Helping to educate people about the work being done in Denbighshire is a core part of Liam’s job – whether that is working alongside volunteers on-site, talking to schools about the county’s Bee Friendly campaign – or even returning to university to encourage others to follow in his footsteps.

He added: “It’s been interesting – I’ve already come back here to Glyndwr and given talks to let current students know about opportunities on some of the projects we’re working on in Denbighshire at the moment.

“The council is really positive when it comes to conservation – for instance, they are the first council to designate a roadside nature reserve for an animal and are only the third local authority in Wales to be awarded Bee Friendly Status. Until I got the job with them I didn’t know about everything that was going on – so now I want to tell everyone!”

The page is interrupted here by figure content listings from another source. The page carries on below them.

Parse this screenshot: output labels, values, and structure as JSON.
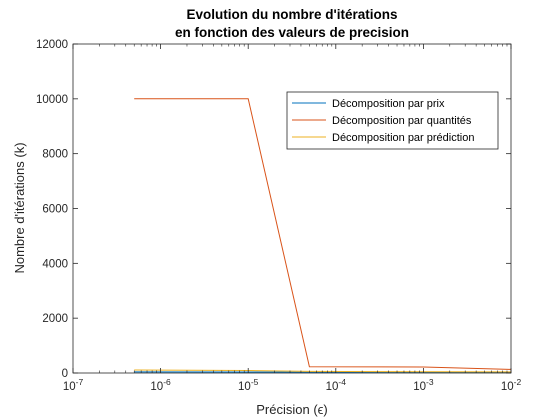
{
  "chart_data": {
    "type": "line",
    "title_lines": [
      "Evolution du nombre d'itérations",
      "en fonction des valeurs de precision"
    ],
    "xlabel": "Précision (ϵ)",
    "ylabel": "Nombre d'itérations (k)",
    "xscale": "log",
    "xlim": [
      1e-07,
      0.01
    ],
    "ylim": [
      0,
      12000
    ],
    "x_ticks": [
      {
        "value": 1e-07,
        "base": "10",
        "exp": "-7"
      },
      {
        "value": 1e-06,
        "base": "10",
        "exp": "-6"
      },
      {
        "value": 1e-05,
        "base": "10",
        "exp": "-5"
      },
      {
        "value": 0.0001,
        "base": "10",
        "exp": "-4"
      },
      {
        "value": 0.001,
        "base": "10",
        "exp": "-3"
      },
      {
        "value": 0.01,
        "base": "10",
        "exp": "-2"
      }
    ],
    "y_ticks": [
      {
        "value": 0,
        "label": "0"
      },
      {
        "value": 2000,
        "label": "2000"
      },
      {
        "value": 4000,
        "label": "4000"
      },
      {
        "value": 6000,
        "label": "6000"
      },
      {
        "value": 8000,
        "label": "8000"
      },
      {
        "value": 10000,
        "label": "10000"
      },
      {
        "value": 12000,
        "label": "12000"
      }
    ],
    "grid": false,
    "legend_position": "top-right",
    "series": [
      {
        "name": "Décomposition par prix",
        "color": "#0072BD",
        "x": [
          5e-07,
          1e-05,
          5e-05,
          0.01
        ],
        "y": [
          40,
          35,
          30,
          20
        ]
      },
      {
        "name": "Décomposition par quantités",
        "color": "#D95319",
        "x": [
          5e-07,
          1e-05,
          5e-05,
          0.001,
          0.01
        ],
        "y": [
          10000,
          10000,
          230,
          220,
          130
        ]
      },
      {
        "name": "Décomposition par prédiction",
        "color": "#EDB120",
        "x": [
          5e-07,
          1e-05,
          5e-05,
          0.01
        ],
        "y": [
          110,
          90,
          60,
          40
        ]
      }
    ]
  }
}
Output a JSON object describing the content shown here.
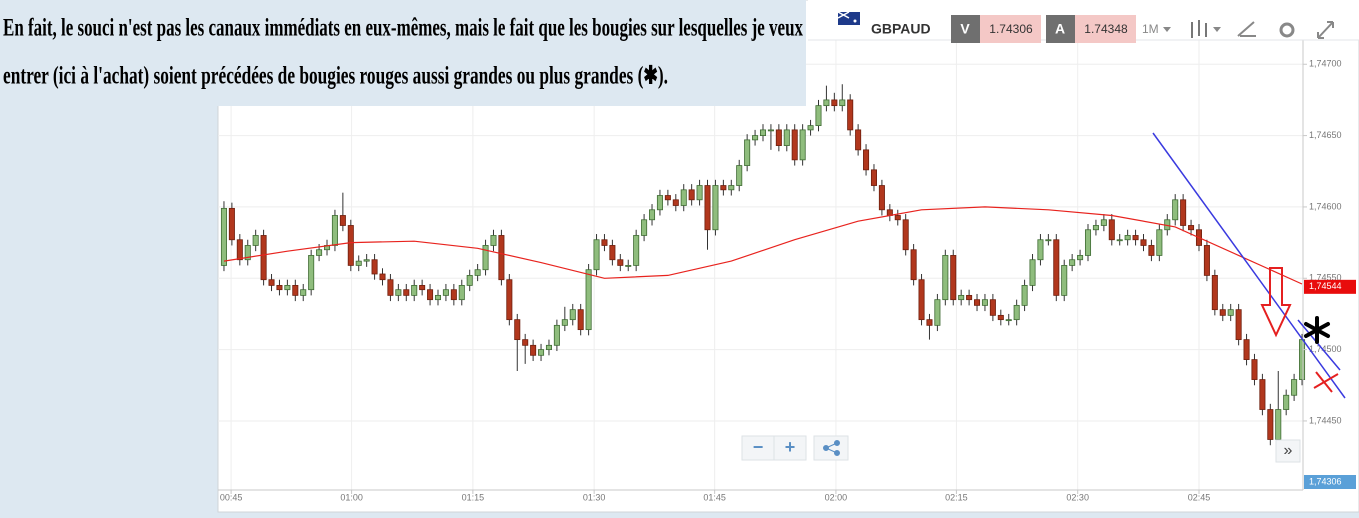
{
  "annotation": {
    "lines": [
      "En fait, le souci n'est pas les canaux immédiats en eux-mêmes, mais  le fait que les bougies sur lesquelles je veux",
      "entrer (ici à l'achat) soient précédées  de  bougies rouges aussi grandes ou plus grandes (✱)."
    ]
  },
  "toolbar": {
    "symbol": "GBPAUD",
    "bid_label": "V",
    "bid": "1.74306",
    "ask_label": "A",
    "ask": "1.74348",
    "timeframe": "1M"
  },
  "navigation": {
    "zoom_out": "−",
    "zoom_in": "+",
    "scroll": "»"
  },
  "chart_data": {
    "type": "candlestick",
    "up_color": "#8fbd7d",
    "down_color": "#b1371d",
    "grid": true,
    "xlim": [
      -0.5,
      136.5
    ],
    "ylim": [
      1.74403,
      1.74717
    ],
    "xticks": [
      {
        "value": 0.9,
        "label": "00:45"
      },
      {
        "value": 16.1,
        "label": "01:00"
      },
      {
        "value": 31.4,
        "label": "01:15"
      },
      {
        "value": 46.7,
        "label": "01:30"
      },
      {
        "value": 61.9,
        "label": "01:45"
      },
      {
        "value": 77.2,
        "label": "02:00"
      },
      {
        "value": 92.4,
        "label": "02:15"
      },
      {
        "value": 107.7,
        "label": "02:30"
      },
      {
        "value": 123.0,
        "label": "02:45"
      }
    ],
    "yticks": [
      {
        "value": 1.745,
        "label": "1,74500"
      },
      {
        "value": 1.7455,
        "label": "1,74550"
      },
      {
        "value": 1.746,
        "label": "1,74600"
      },
      {
        "value": 1.7465,
        "label": "1,74650"
      },
      {
        "value": 1.747,
        "label": "1,74700"
      },
      {
        "value": 1.7445,
        "label": "1,74450"
      }
    ],
    "price_tags": [
      {
        "value": 1.74544,
        "label": "1,74544",
        "color": "#e80c0c"
      },
      {
        "value": 1.74306,
        "label": "1,74306",
        "color": "#5aa0d8"
      }
    ],
    "overlay": {
      "color": "#e8231e",
      "x": [
        0,
        8,
        16,
        24,
        32,
        40,
        48,
        56,
        64,
        72,
        80,
        88,
        96,
        104,
        112,
        120,
        128,
        136
      ],
      "values": [
        1.74562,
        1.74569,
        1.74575,
        1.74576,
        1.74571,
        1.74561,
        1.7455,
        1.74552,
        1.74562,
        1.74577,
        1.7459,
        1.74598,
        1.746,
        1.74598,
        1.74594,
        1.74586,
        1.74566,
        1.74546
      ]
    },
    "open": [
      1.74559,
      1.74599,
      1.74577,
      1.74563,
      1.74573,
      1.7458,
      1.74549,
      1.74545,
      1.74542,
      1.74545,
      1.74538,
      1.74542,
      1.74566,
      1.7457,
      1.74573,
      1.74594,
      1.74587,
      1.74559,
      1.74562,
      1.74563,
      1.74553,
      1.74549,
      1.74538,
      1.74542,
      1.74538,
      1.74545,
      1.74542,
      1.74535,
      1.74538,
      1.74542,
      1.74535,
      1.74545,
      1.74552,
      1.74556,
      1.74573,
      1.7458,
      1.74549,
      1.74521,
      1.74507,
      1.74503,
      1.74496,
      1.745,
      1.74503,
      1.74517,
      1.74521,
      1.74528,
      1.74514,
      1.74556,
      1.74577,
      1.74573,
      1.74563,
      1.74559,
      1.74559,
      1.7458,
      1.74591,
      1.74598,
      1.74608,
      1.74605,
      1.74601,
      1.74612,
      1.74605,
      1.74615,
      1.74584,
      1.74615,
      1.74612,
      1.74615,
      1.74629,
      1.74647,
      1.7465,
      1.74654,
      1.74654,
      1.74643,
      1.74654,
      1.74633,
      1.74654,
      1.74657,
      1.74671,
      1.74675,
      1.74671,
      1.74675,
      1.74654,
      1.7464,
      1.74626,
      1.74615,
      1.74598,
      1.74594,
      1.74591,
      1.7457,
      1.74549,
      1.74521,
      1.74517,
      1.74535,
      1.74566,
      1.74535,
      1.74538,
      1.74535,
      1.74531,
      1.74535,
      1.74524,
      1.74521,
      1.74521,
      1.74531,
      1.74545,
      1.74563,
      1.74577,
      1.74577,
      1.74538,
      1.74559,
      1.74563,
      1.74566,
      1.74584,
      1.74587,
      1.74591,
      1.74577,
      1.74577,
      1.7458,
      1.74577,
      1.74573,
      1.74566,
      1.74584,
      1.74591,
      1.74605,
      1.74587,
      1.74584,
      1.74573,
      1.74552,
      1.74528,
      1.74524,
      1.74528,
      1.74507,
      1.74493,
      1.74479,
      1.74458,
      1.74437,
      1.74458,
      1.74468,
      1.74479
    ],
    "high": [
      1.74604,
      1.74603,
      1.74581,
      1.74577,
      1.74584,
      1.74584,
      1.74553,
      1.74549,
      1.74549,
      1.74549,
      1.74546,
      1.7457,
      1.74574,
      1.74577,
      1.74598,
      1.7461,
      1.74591,
      1.74566,
      1.74567,
      1.74567,
      1.74557,
      1.74553,
      1.74546,
      1.74546,
      1.74549,
      1.74549,
      1.74546,
      1.74542,
      1.74546,
      1.74546,
      1.74549,
      1.74556,
      1.7456,
      1.74577,
      1.74584,
      1.74584,
      1.74553,
      1.74525,
      1.74511,
      1.74507,
      1.74504,
      1.74507,
      1.74521,
      1.7453,
      1.74532,
      1.74532,
      1.7456,
      1.74581,
      1.74581,
      1.74577,
      1.74567,
      1.74563,
      1.74584,
      1.74595,
      1.74602,
      1.74612,
      1.74612,
      1.74609,
      1.74616,
      1.74616,
      1.74619,
      1.74619,
      1.74619,
      1.74619,
      1.74619,
      1.74633,
      1.74651,
      1.74654,
      1.74658,
      1.74658,
      1.74658,
      1.74658,
      1.74658,
      1.74658,
      1.74661,
      1.74675,
      1.74685,
      1.7468,
      1.74686,
      1.74679,
      1.74658,
      1.74644,
      1.7463,
      1.74619,
      1.74602,
      1.74598,
      1.74595,
      1.74574,
      1.74553,
      1.74525,
      1.74539,
      1.7457,
      1.7457,
      1.74542,
      1.74542,
      1.74539,
      1.74539,
      1.74539,
      1.74528,
      1.74525,
      1.74535,
      1.74549,
      1.74567,
      1.74581,
      1.74581,
      1.74581,
      1.74563,
      1.74567,
      1.7457,
      1.74588,
      1.74591,
      1.74595,
      1.74595,
      1.74581,
      1.74584,
      1.74584,
      1.74581,
      1.74577,
      1.74588,
      1.74595,
      1.74609,
      1.74609,
      1.74591,
      1.74588,
      1.74577,
      1.74556,
      1.74532,
      1.74532,
      1.74532,
      1.74511,
      1.74497,
      1.74483,
      1.74462,
      1.74485,
      1.74472,
      1.74483,
      1.74511
    ],
    "low": [
      1.74555,
      1.74573,
      1.74559,
      1.74559,
      1.74569,
      1.74545,
      1.74541,
      1.74538,
      1.74538,
      1.74534,
      1.74534,
      1.74538,
      1.74562,
      1.74566,
      1.74569,
      1.74583,
      1.74555,
      1.74555,
      1.74558,
      1.74549,
      1.74545,
      1.74534,
      1.74534,
      1.74534,
      1.74534,
      1.74538,
      1.74531,
      1.74531,
      1.74534,
      1.74531,
      1.74531,
      1.74541,
      1.74548,
      1.74552,
      1.74569,
      1.74545,
      1.74517,
      1.74485,
      1.7449,
      1.74492,
      1.74492,
      1.74496,
      1.74499,
      1.74513,
      1.74517,
      1.7451,
      1.7451,
      1.74552,
      1.74569,
      1.74559,
      1.74555,
      1.74555,
      1.74555,
      1.74576,
      1.74587,
      1.74594,
      1.74601,
      1.74597,
      1.74597,
      1.74601,
      1.74601,
      1.7457,
      1.7458,
      1.74608,
      1.74608,
      1.74611,
      1.74625,
      1.74643,
      1.74646,
      1.7464,
      1.74639,
      1.74639,
      1.74629,
      1.74629,
      1.7465,
      1.74653,
      1.74667,
      1.74667,
      1.74667,
      1.7465,
      1.74636,
      1.74622,
      1.74611,
      1.74594,
      1.7459,
      1.74587,
      1.74566,
      1.74545,
      1.74517,
      1.74507,
      1.74513,
      1.74531,
      1.74531,
      1.74531,
      1.74531,
      1.74527,
      1.74527,
      1.7452,
      1.74517,
      1.74517,
      1.74517,
      1.74527,
      1.74541,
      1.74559,
      1.74573,
      1.74534,
      1.74534,
      1.74555,
      1.74559,
      1.74562,
      1.7458,
      1.74583,
      1.74573,
      1.74573,
      1.74573,
      1.74573,
      1.74569,
      1.74562,
      1.74562,
      1.7458,
      1.74587,
      1.74583,
      1.7458,
      1.74569,
      1.74548,
      1.74524,
      1.7452,
      1.7452,
      1.74503,
      1.74489,
      1.74475,
      1.74454,
      1.74433,
      1.74433,
      1.74454,
      1.74464,
      1.74475
    ],
    "close": [
      1.74599,
      1.74577,
      1.74563,
      1.74573,
      1.7458,
      1.74549,
      1.74545,
      1.74542,
      1.74545,
      1.74538,
      1.74542,
      1.74566,
      1.7457,
      1.74573,
      1.74594,
      1.74587,
      1.74559,
      1.74562,
      1.74563,
      1.74553,
      1.74549,
      1.74538,
      1.74542,
      1.74538,
      1.74545,
      1.74542,
      1.74535,
      1.74538,
      1.74542,
      1.74535,
      1.74545,
      1.74552,
      1.74556,
      1.74573,
      1.7458,
      1.74549,
      1.74521,
      1.74507,
      1.74503,
      1.74496,
      1.745,
      1.74503,
      1.74517,
      1.74521,
      1.74528,
      1.74514,
      1.74556,
      1.74577,
      1.74573,
      1.74563,
      1.74559,
      1.74559,
      1.7458,
      1.74591,
      1.74598,
      1.74608,
      1.74605,
      1.74601,
      1.74612,
      1.74605,
      1.74615,
      1.74584,
      1.74615,
      1.74612,
      1.74615,
      1.74629,
      1.74647,
      1.7465,
      1.74654,
      1.74654,
      1.74643,
      1.74654,
      1.74633,
      1.74654,
      1.74657,
      1.74671,
      1.74675,
      1.74671,
      1.74675,
      1.74654,
      1.7464,
      1.74626,
      1.74615,
      1.74598,
      1.74594,
      1.74591,
      1.7457,
      1.74549,
      1.74521,
      1.74517,
      1.74535,
      1.74566,
      1.74535,
      1.74538,
      1.74535,
      1.74531,
      1.74535,
      1.74524,
      1.74521,
      1.74521,
      1.74531,
      1.74545,
      1.74563,
      1.74577,
      1.74577,
      1.74538,
      1.74559,
      1.74563,
      1.74566,
      1.74584,
      1.74587,
      1.74591,
      1.74577,
      1.74577,
      1.7458,
      1.74577,
      1.74573,
      1.74566,
      1.74584,
      1.74591,
      1.74605,
      1.74587,
      1.74584,
      1.74573,
      1.74552,
      1.74528,
      1.74524,
      1.74528,
      1.74507,
      1.74493,
      1.74479,
      1.74458,
      1.74437,
      1.74458,
      1.74468,
      1.74479,
      1.74507
    ]
  }
}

Lecturer in Animal Science and Conservation at Wrexham Glyndwr University, Denise Yorke, said:  “Helping students to build and develop new skills, to take those skills out into the community, and to apply them in real-life settings is at the core of what we do here at the university.

“When you combine that with some of the hundreds of opportunities we can help place students with on projects across the region studying and monitoring wildlife, it gives them a real chance to develop the skills they need for the career they want.

“Liam is the proof of that – we are delighted he has secured a crucial role boosting Denbighshire’s biodiversity, and it’s great to see his success.”